Member of the Chamber of Deputies
- In office 15 May 1953 – 15 May 1961
- Constituency: 26th Departmental Grouping

Personal details
- Born: 20 April 1912 Ancud, Chile
- Died: 23 October 2012 (aged 100) Santiago, Chile
- Party: Popular Socialist Party Socialist Party
- Parent(s): Ventura Hernández Rosario Barrientos
- Occupation: Construction worker, Politician

= Alfredo Hernández Barrientos =

Chilean politician and trade unionist

Alfredo Nicolás Hernández Barrientos (20 April 1912 – 23 October 2012) was a Chilean socialist politician and trade union leader.

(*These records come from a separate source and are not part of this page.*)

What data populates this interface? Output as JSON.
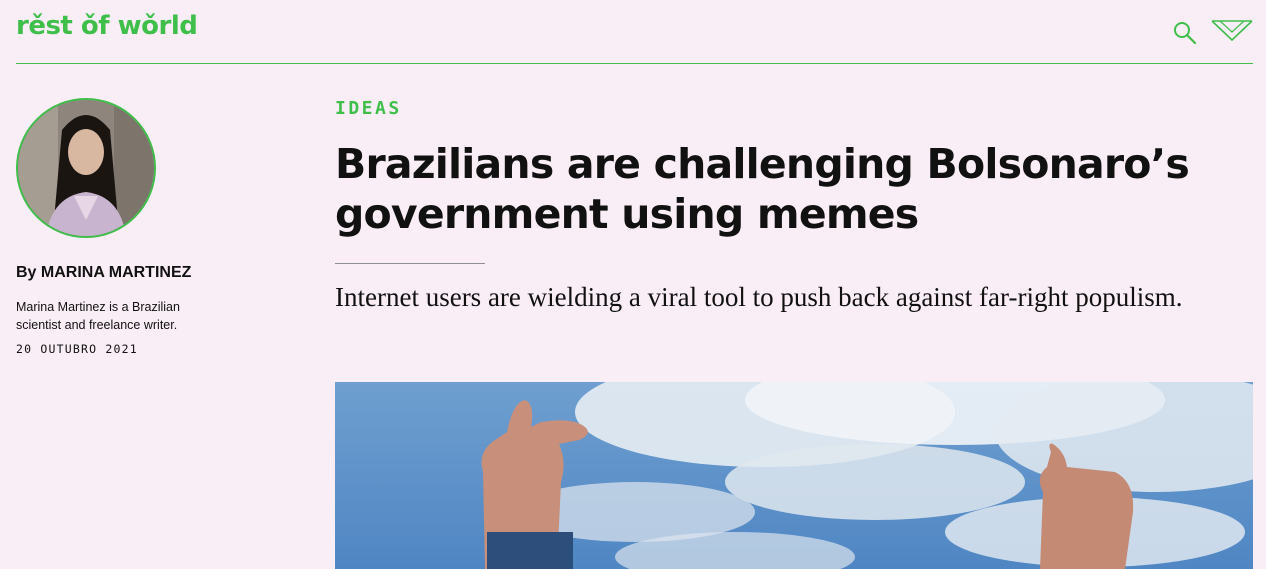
{
  "site": {
    "logo": "rěst ǒf wǒrld",
    "brand_color": "#3fbf4a",
    "header_icons": [
      "search-icon",
      "menu-chevron-icon"
    ]
  },
  "author": {
    "byline": "By MARINA MARTINEZ",
    "bio": "Marina Martinez is a Brazilian scientist and freelance writer.",
    "date": "20 OUTUBRO 2021"
  },
  "article": {
    "category": "IDEAS",
    "headline": "Brazilians are challenging Bolsonaro’s government using memes",
    "dek": "Internet users are wielding a viral tool to push back against far-right populism."
  },
  "hero_image": {
    "subject": "hands-thumbs-up-sky"
  }
}
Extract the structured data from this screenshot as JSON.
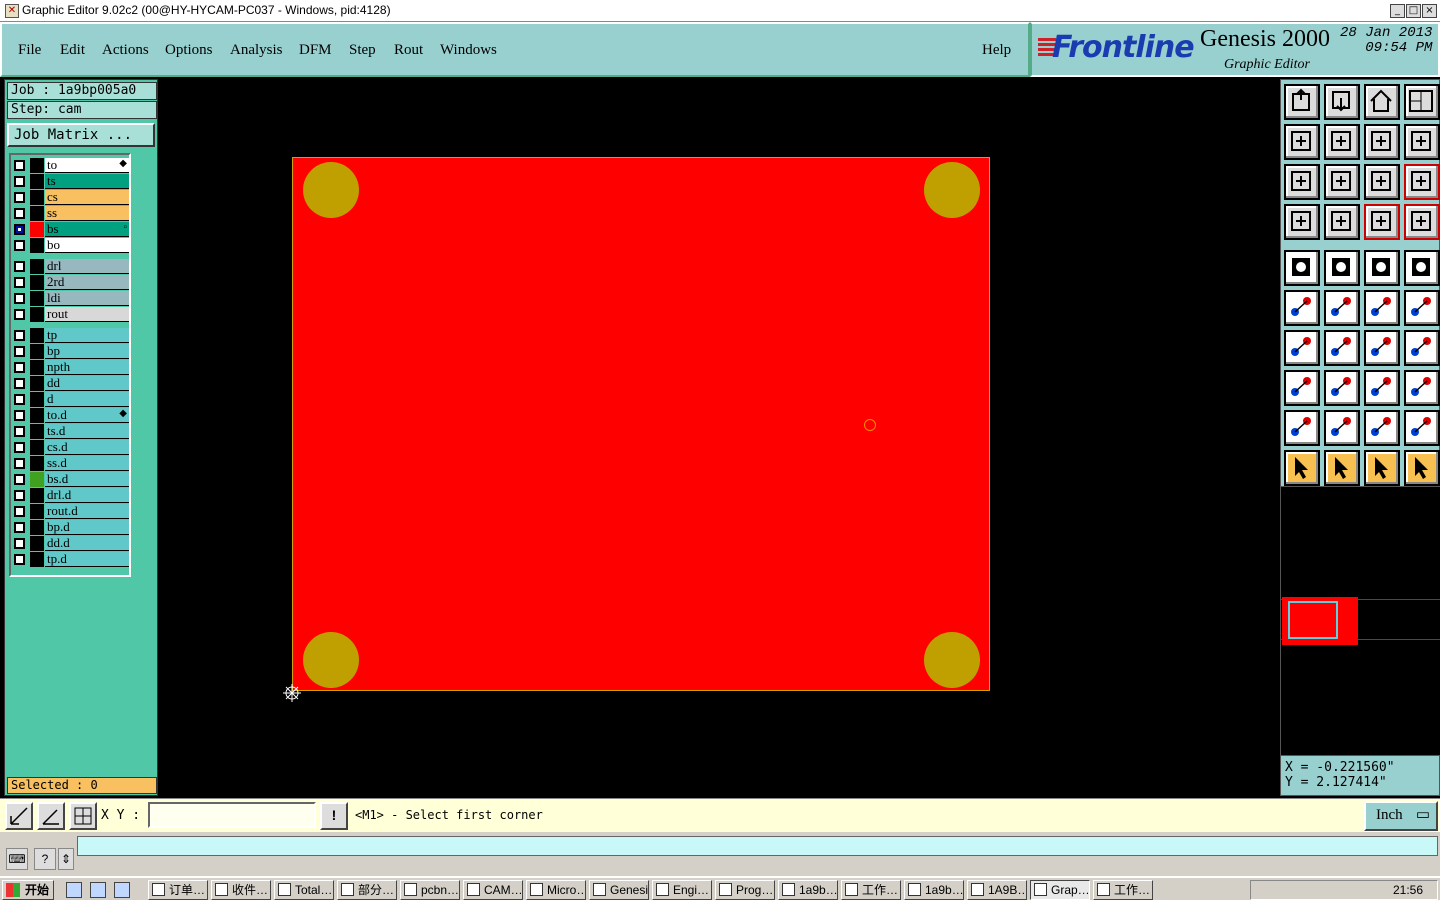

He served as Deputy of the Republic for the 26th Departmental Grouping (Magallanes, Última Esperanza, and Tierra del Fuego) during the legislative periods 1953–1957 and 1957–1961.

==Biography==
Hernández was born in Ancud on 20 April 1912, the son of Ventura Hernández Vargas and Rosario Barrientos.
He studied at the Public School of Ancud (1919–1925), later continuing his education in Punta Arenas and at the Liceo de Santiago (1954–1956).

He worked as a construction laborer and later served as Director of *Hotelera del Estado*, a subsidiary of CORFO (*HONSA*), between 1970 and 1973.

==Political career==
Hernández joined the Socialist Party of Chile in 1935 and became a prominent trade union leader in Punta Arenas, serving for 17 years as regional and sectional secretary of the Socialist Central Committee.
He also presided over the presidential campaign of Carlos Ibáñez del Campo in Magallanes in 1952, representing the Popular Socialist Party (PSP).

He was elected Deputy of the Republic for the 26th Departmental Grouping (Magallanes, Última Esperanza, and Tierra del Fuego) in the periods 1953–1957 and 1957–1961, representing first the PSP and then the Socialist Party of Chile.
During his terms, he served on the Permanent Commissions of Economy, Labor and Social Legislation, and later on the Commission of Public Works and Transportation.

After his parliamentary career, he held various party posts, including Administrative Chief of the Socialist Party in Santiago (1961–1970) and head of the ex-parliamentarians’ brigade during the military dictatorship, where he coordinated underground activities.

==Honors==
On 26 May 2012, the Chamber of Deputies of Chile honored Hernández for his century of life and his parliamentary service, in a ceremony presided over by Deputy Nicolás Monckeberg.

==Death==
He died in Santiago on 23 October 2012, at the age of 100, due to complications from bronchopneumonia.

==Bibliography==
- De Ramón, Armando (1999). Biografías de Chilenos: Miembros de los Poderes Ejecutivo, Legislativo y Judicial 1876–1973. Vol. 1. Santiago: Ediciones Universidad Católica de Chile.